Canada has a long way to go in phasing out support for fossil fuel development abroad. In 2020, its export credit agency provided over CAD 8bn (USD 6.2bn) in support of the oil and gas sector abroad (Export Development Canada, 2021b). While that number has been falling in recent years, it is still close to double what the agency provided in support of clean technology (CAD 4.55bn / USD 3.53bn). Overall, the agency provided CAD 19bn (USD 15bn) in support for carbon-intensive sectors in 2020.
In December 2018, the agency stopped providing financing for unabated coal-fired power plants and to companies that derive a significant portion of their revenue from thermal coal related activities (Export Development Canada, 2021a). This is not a complete ban on supporting thermal power abroad and the agency continues to provide some support to the coal sector (Export Development Canada, 2021b). As part of the G7, Canada has committed to end “new direct government support for unabated international thermal coal power generation by the end of 2021” (G7 United Kingdom, 2021).

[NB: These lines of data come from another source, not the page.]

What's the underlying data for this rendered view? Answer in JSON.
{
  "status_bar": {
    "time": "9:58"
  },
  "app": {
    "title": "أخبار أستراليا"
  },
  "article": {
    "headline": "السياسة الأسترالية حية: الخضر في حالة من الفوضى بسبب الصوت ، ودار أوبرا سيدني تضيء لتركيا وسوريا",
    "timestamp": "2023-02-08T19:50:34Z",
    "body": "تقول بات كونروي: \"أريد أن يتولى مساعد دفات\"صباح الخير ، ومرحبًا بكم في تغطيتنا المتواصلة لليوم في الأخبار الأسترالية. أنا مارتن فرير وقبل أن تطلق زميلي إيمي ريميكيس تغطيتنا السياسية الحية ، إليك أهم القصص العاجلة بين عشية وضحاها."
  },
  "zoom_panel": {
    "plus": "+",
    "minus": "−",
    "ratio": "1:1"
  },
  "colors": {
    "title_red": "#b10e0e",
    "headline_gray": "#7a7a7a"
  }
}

To improve its rating, Canada needs to stop funding fossil fuel overseas and accelerate commitments to increase climate finance.
Net zero and other long-term target(s)
We evaluate the net zero target as: Average.
Canada passed the Canadian Net-Zero Emissions Accountability Act in June 2021 which enshrines its 2050 net zero target into law. The act also mandates the setting of intermediary targets at five-year intervals (2030, 20235, 2040, 2045) at least a decade in advance of each target, and the requirement to develop emissions reduction plans for these targets. The emissions reduction plan for the 2030 target, including an interim emissions reduction objective for 2026, is due by the end of 2021.
While Canada’s Net Zero Act has some positive measures, it does not follow good practice on a number of other aspects, such as including emissions from international aviation and shipping into its target, or providing any detail on how it will use the land sector or carbon dioxide removal as part of meeting its target.
For our full analysis of the net zero target, click here.
Canada's Copenhagen pledge aimed to reduce emissions by 17% below 2005 levels by 2020. The Copenhagen pledge aligned Canada’s level of ambition to the United States, which also had a target of 17% reduction in emissions from 2005 levels by 2020. This target equates to a 14% reduction below 2005 levels, once the land sector is excluded.
Canada did not achieve its 2020 target, according to our estimate for emissions in that year, even with the effect of the pandemic. Canada’s target level was 638 MtCO2e (excluding the land sector contribution). We estimate its emissions were 651 MtCO2e in 2020.